Your perception that every case of "RESET problems" is, in fact, related to RESET has no rigorous basis. Nobody has ever, to my knowledge, made a rigorous connection between the "problem" and its cause, and certainly not to the RESET signal itself. From what I've read, they've found no obvious cause for the perceived problem, and made a circuit change, in the form of inserting a supervisor into the circuit, and the problem, which might well have been RESET related, "went away", or, at least, was somewhat less apparent, and the resulting assumption was the it was RESET-related and repaired.

Has anybody actually said, "I observed this behavior in the RESET (or other) signal(s), which violates required behavior, and, therefore, made the decision to insert a supervisor" ... I don't remember it being so clearly stated.

That's just an example, however. Rigorous testing would force such matter to the surface, and, as a result, the application circuit behavior could be remedied, to the extent that circuit behavior could be forced within specified limits, OR the manufacturer of the MCU or other offending component could be forced to bear the cost of the remedy. If failures aren't tracked to their causes, then there is insufficient rigor in the process. I don't mean to suggest that all insertions of supervisors are the result of random action, but when they're done without rigorous justification they're no better.

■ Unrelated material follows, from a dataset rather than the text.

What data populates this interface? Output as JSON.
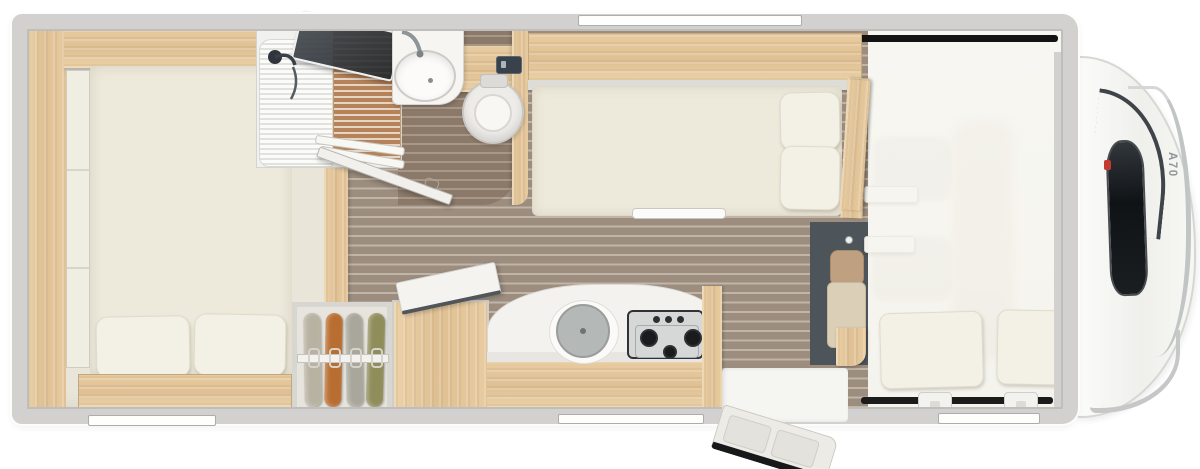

The manufacturers haven't helped much. They don't all specify a rise-time for Vcc or a fall time. They don't all specify a rise time and fall time for RESET, nor do they set any limits on duration, beyond the minimum that some provide. Further, they don't specify a maximal start time for their oscillator, when a crystal is attached, so that the oscillator itself could be used as a duration-determining parameter. Hardware design isn't supposed to be a creative art, and it isn't supposed to be based on guesses. Frankly, firmware design isn't supposed to be so either.

I've read the various "explanations" that are clearly a struggle to apply some sort of logic to what is little more than an assumption based on a guess.

Nobody has said, "I observed this <followed by some sequence of signal behaviors and durations that violate manufacturer's spec's and the observed failure rate> and concluded this <followed by some rational set of conclusions> on the basis of which I decided to do this <explaining what was done and how it was intended to remedy the previously described fault(s)> and subsequently observed this <followed by a description of now-properly behaving signals and timings, all within manufacturers' specifications. As a consequence, the failure rate was ...>."

That's terribly pedantic and possibly boring to most people, particularly since it requires lots of time and diligent effort designing and implementing a test procedure, applying those rigorous testing procedures, carefully recording the results, and drawing conclusions based on them and not some conjecture.

I mention this not because I want to reopen an old wound, but because I want to make it clear why there are so many testing and verification positions, relative to the rest of the employment market in electronics development engineering. It's the least glamorous field, seldom acknowledged by those who write the checks, and often understaffed and underequipped. The result is lots of unpaid overtime, and little recognition beyond the "those %$#@! test guys found another problem" comments. It's a job not like driving the carriage, but more like picking up what the horse leaves behind. There are probably fewer openings for carriage drivers than for poop scoopers.

RE